Answer’s mother, Nonhlanhla, was HIV-positive when she found out she was pregnant. Yet, thanks to antiretroviral therapy and unterrupted breastfeeding, Answer has remained HIV-free and healthy.
An estimated 1.1 million HIV infections among children under 15 have been averted, as new cases declined by over 50 per cent between 2005 and 2013, according to data released by UNICEF for World AIDS Day.
This extraordinary progress is the result of expanding the access of millions of pregnant women living with HIV to services for the prevention of mother to child transmission (PMTCT).
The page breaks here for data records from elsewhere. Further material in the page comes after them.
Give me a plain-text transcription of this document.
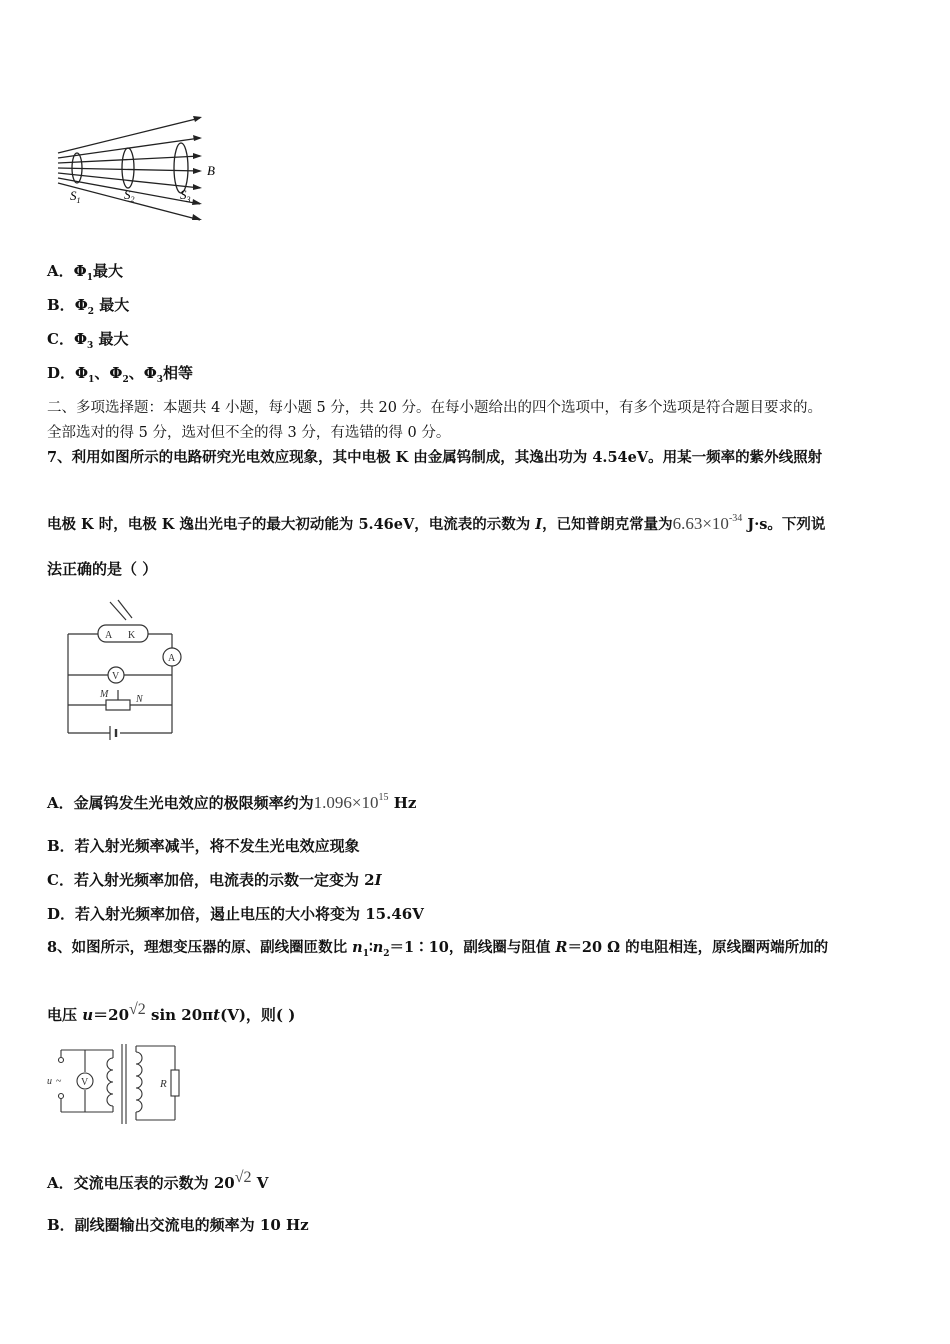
B
$S_1$	$S_2$	$S_3$
A．$\Phi_1$最大
B．$\Phi_2$ 最大
C．$\Phi_3$ 最大
D．$\Phi_1$、$\Phi_2$、$\Phi_3$相等
二、多项选择题：本题共 4 小题，每小题 5 分，共 20 分。在每小题给出的四个选项中，有多个选项是符合题目要求的。
全部选对的得 5 分，选对但不全的得 3 分，有选错的得 0 分。
7、利用如图所示的电路研究光电效应现象，其中电极 K 由金属钨制成，其逸出功为 4.54eV。用某一频率的紫外线照射
电极 K 时，电极 K 逸出光电子的最大初动能为 5.46eV，电流表的示数为 I，已知普朗克常量为$6.63\times 10^{-34}$ J·s。下列说
法正确的是（ ）
A K
V
A
M	N
A．金属钨发生光电效应的极限频率约为$1.096\times 10^{15}$ Hz
B．若入射光频率减半，将不发生光电效应现象
C．若入射光频率加倍，电流表的示数一定变为 2I
D．若入射光频率加倍，遏止电压的大小将变为 15.46V
8、如图所示，理想变压器的原、副线圈匝数比 $n_1∶n_2=1∶10$，副线圈与阻值 R＝20 Ω 的电阻相连，原线圈两端所加的
电压 u＝20√2 sin 20πt(V)，则( )
u ~ V	R
A．交流电压表的示数为 20√2 V
B．副线圈输出交流电的频率为 10 Hz
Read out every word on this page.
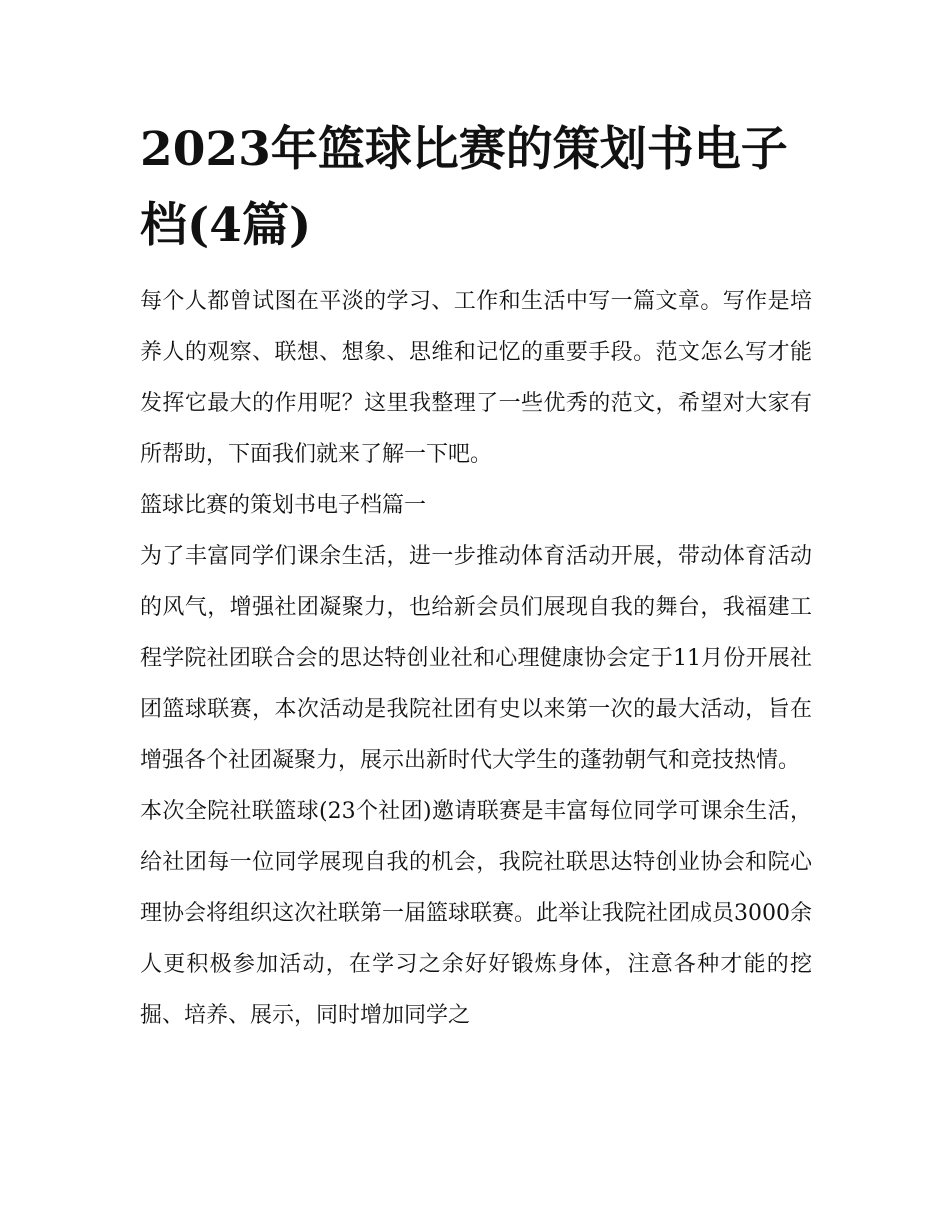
2023年篮球比赛的策划书电子档(4篇)

每个人都曾试图在平淡的学习、工作和生活中写一篇文章。写作是培养人的观察、联想、想象、思维和记忆的重要手段。范文怎么写才能发挥它最大的作用呢？这里我整理了一些优秀的范文，希望对大家有所帮助，下面我们就来了解一下吧。

篮球比赛的策划书电子档篇一

为了丰富同学们课余生活，进一步推动体育活动开展，带动体育活动的风气，增强社团凝聚力，也给新会员们展现自我的舞台，我福建工程学院社团联合会的思达特创业社和心理健康协会定于11月份开展社团篮球联赛，本次活动是我院社团有史以来第一次的最大活动，旨在增强各个社团凝聚力，展示出新时代大学生的蓬勃朝气和竞技热情。

本次全院社联篮球(23个社团)邀请联赛是丰富每位同学可课余生活，给社团每一位同学展现自我的机会，我院社联思达特创业协会和院心理协会将组织这次社联第一届篮球联赛。此举让我院社团成员3000余人更积极参加活动，在学习之余好好锻炼身体，注意各种才能的挖掘、培养、展示，同时增加同学之
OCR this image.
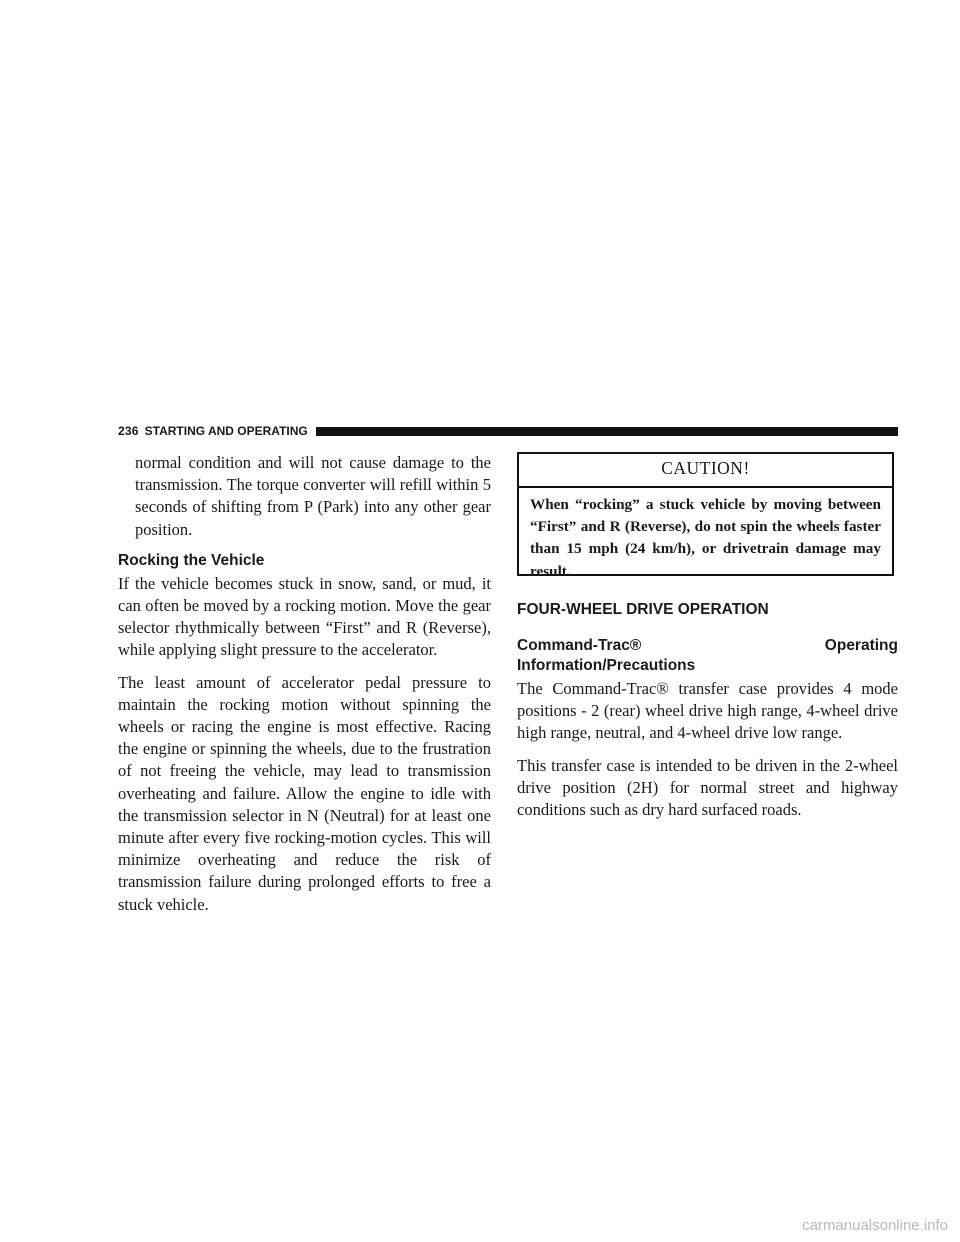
236 STARTING AND OPERATING

normal condition and will not cause damage to the transmission. The torque converter will refill within 5 seconds of shifting from P (Park) into any other gear position.

Rocking the Vehicle

If the vehicle becomes stuck in snow, sand, or mud, it can often be moved by a rocking motion. Move the gear selector rhythmically between “First” and R (Reverse), while applying slight pressure to the accelerator.

The least amount of accelerator pedal pressure to maintain the rocking motion without spinning the wheels or racing the engine is most effective. Racing the engine or spinning the wheels, due to the frustration of not freeing the vehicle, may lead to transmission overheating and failure. Allow the engine to idle with the transmission selector in N (Neutral) for at least one minute after every five rocking-motion cycles. This will minimize overheating and reduce the risk of transmission failure during prolonged efforts to free a stuck vehicle.

CAUTION!
When “rocking” a stuck vehicle by moving between “First” and R (Reverse), do not spin the wheels faster than 15 mph (24 km/h), or drivetrain damage may result.
FOUR-WHEEL DRIVE OPERATION
Command-Trac® Operating Information/Precautions

The Command-Trac® transfer case provides 4 mode positions - 2 (rear) wheel drive high range, 4-wheel drive high range, neutral, and 4-wheel drive low range.

This transfer case is intended to be driven in the 2-wheel drive position (2H) for normal street and highway conditions such as dry hard surfaced roads.

carmanualsonline.info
These include lifelong HIV treatment that markedly reduces the transmission of the virus to babies and keeps their mothers alive and well.
“If we can avert 1.1 million new HIV infections in children, we can protect every child from HIV – but only if we reach every child,” said UNICEF Executive Director Anthony Lake. “We must close the gap, and invest more in reaching every mother, every newborn, every child and every adolescent with HIV prevention and treatment programmes that can save and improve their lives.”
The sharpest declines took place between 2009 and 2013 in eight African countries: Malawi (67%); Ethiopia (57%); Zimbabwe (57%); Botswana (57%); Namibia (57%); Mozambique (57%); South Africa (52%) and Ghana (50%).
But the global goal of reducing new HIV infections in children by 90 per cent between 2009 and 2015 is still out of reach. Only 67 per cent of pregnant women living with HIV in all low- and middle-income countries received the most effective antiretroviral medicines for PMTCT in 2013.
Disparity in access to treatment is hampering progress. Among people living with HIV in low- and middle-income countries, adults are much more likely than children to get antiretroviral therapy (ART). In 2013, 37 per cent of adults aged 15 and older received treatment, compared with only 23 per cent of children (aged 0-14) – or less than 1 in 4.
AIDS mortality trends for adolescents are also of significant concern. While all other age groups have experienced a decline of nearly 40 per cent in AIDS-related deaths between 2005 and 2013, adolescents (aged 10-19) are the only age group in which AIDS-related deaths are not decreasing.
UNICEF’s Statistical Update on Children, Adolescents and AIDS provides the most recent analysis of global data on children and adolescents from birth to 19 years of age.